D'autre part, une generation de diplomes issus des ZUS a emerge. Elle fait face ou semble faire face a de nombreuses discriminations (je renvois a ce rapport telechargeable: http://www.cae.gouv.fr/rapports/45.htm ). Entre des allegements de charge specifiques et la possibilite de tester (et infirmer) des a priori avec un contrat de ce type, la meilleure solution n'est pas evidente. A tout prendre, j'aurais tendance a preferer l'experimentation globale du CPE, qui ne necessite pas de tracer de frontiere geographique, mais de toute facon rien n'empeche de combiner allegements et contrats permettant une periode d'essai allongee.
Rédigé par : Etienne W. | 11 mars 2006 à 09:43
Etienne : chaque decision a un cout d' opportunite... le " rien n' empeche de combiner plusieurs approches" ne fonctionne pas bien en realite, parce que chaque gouvernement dispose d' un credit politique sur lequel il ne peut pas tirer a l' infini. Le gouvernement Villepin joue gros sur ce dossier, et s'il echoue il lui sera difficile de proposer une autre methode. En politique economique, le " pas forcement inutile" est loin d' etre une condition suffisante ; il faut viser plus. Il y a trop de mesures possibles qui ne sont " pas forcement inutiles" !
Rédigé par : Bernard Salanie | 11 mars 2006 à 15:45
Bernard, je suis d'accord sur ton diagnostic du CPE. Mon premier message portait davantage sur la tonalite generale de ton article du Figaro, qui laisse entendre, selon moi, que la baisse du cout du travail est preferable a toute reforme du code du travail.
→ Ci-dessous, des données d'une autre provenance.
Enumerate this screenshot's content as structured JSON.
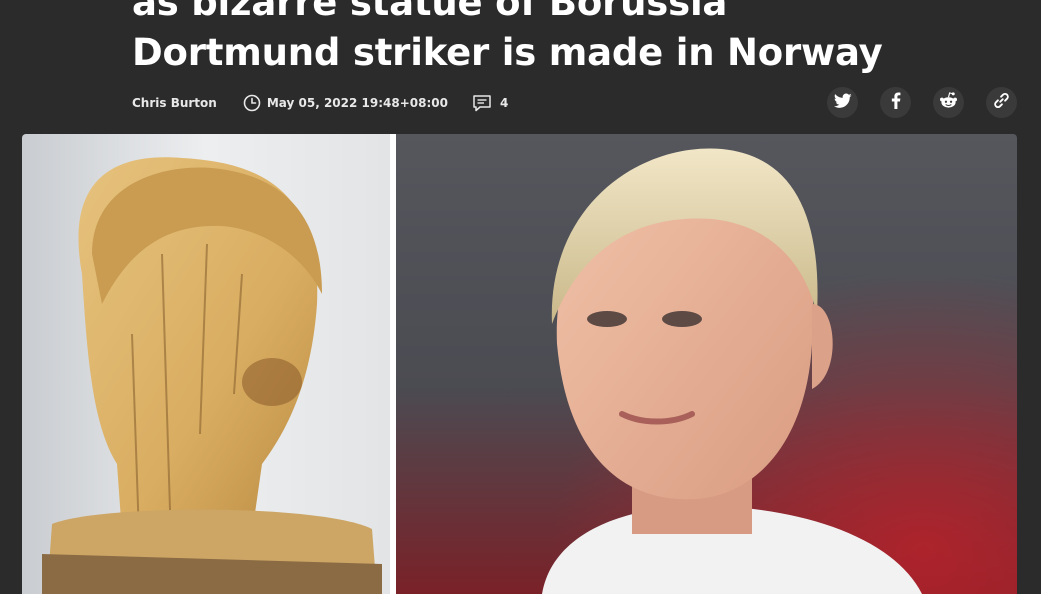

Puisque tu parles de credit politique des reformes, il me semble que Villepin a juge que le credit d'une nouvelle baisse des cotisations au niveau du Smic est faible, puisque cela ne fait que poursuivre les reformes precedentes et qu'il se pose en nouveau reformateur.
Par ailleurs, au niveau budgetaire, le bloquage est enorme (les allegements comptent pour des depenses de l'Etat, et non pour de moindres recettes, et pesent tres lourd dans une periode ou l'Etat s'engage (...) a une augmentation des depenses egale a l'inflation). D'ailleurs, beaucoup de deputes poussent pour reduire les allegements, plutot que l'inverse. Villepin aurait donc eu moins de problemes avec la rue, mais peut-etre davantage de problemes avec les deputes de son camp, qu'il a deja du mal a amadouer...
Mais ceci milite justement pour ton article : il ne faut pas que l'argument betement budgetaire l'emporte sur l'argument d'efficacite economique, et les economistes peuvent peut-etre pousser un peu en ce sens.
Rédigé par : Corinne | 13 mars 2006 à 11:37
En qualifiant les jeunes de banlieues de "peu eduqués et peu socialisés", on pose implicitement la question de la formation des jeunes en question. Il y a ici un levier politique important: la politique éducative dans les banlieues.
Un effort bien ciblé dans l'éducation et l'aide à l'orientation est un élément de réponse important. A partir d'une expérience associative ( http://tremplin.polytechnique.org ), j'ai pu constater d'ailleurs que tous les espoirs sont permis, et qu'avec des conseils et une aide bien ciblés, on voit des "jeunes de banlieue" réussir des études d'excellent niveau ( http://tremplin.polytechnique.org/orientation.html ).
Je m'éloigne un peu du sujet central de ce post, mais alors que de nombreuses actions (des initiatives qui ne viennent pas du pouvoir central) sont en cours de mise en place en France pour effectuer du tutorat dans les lycées sensibles (outre l'association Tremplin que je viens de citer, on peut noter le programme de l'ESSEC "Une Prépa, une Grande Ecole, pourquoi pas moi" qui essaime dans d'autres écoles, l'association "Réussir Aujourd'hui", des concours spécifiques - Convention ZEP de Sciences Po, Concours ENSAM,... ), pourquoi pas un post sur l'accès aux grandes écoles des jeunes de zones difficiles? Il y a débat en France actuellement sur les moyens d'actions à choisir.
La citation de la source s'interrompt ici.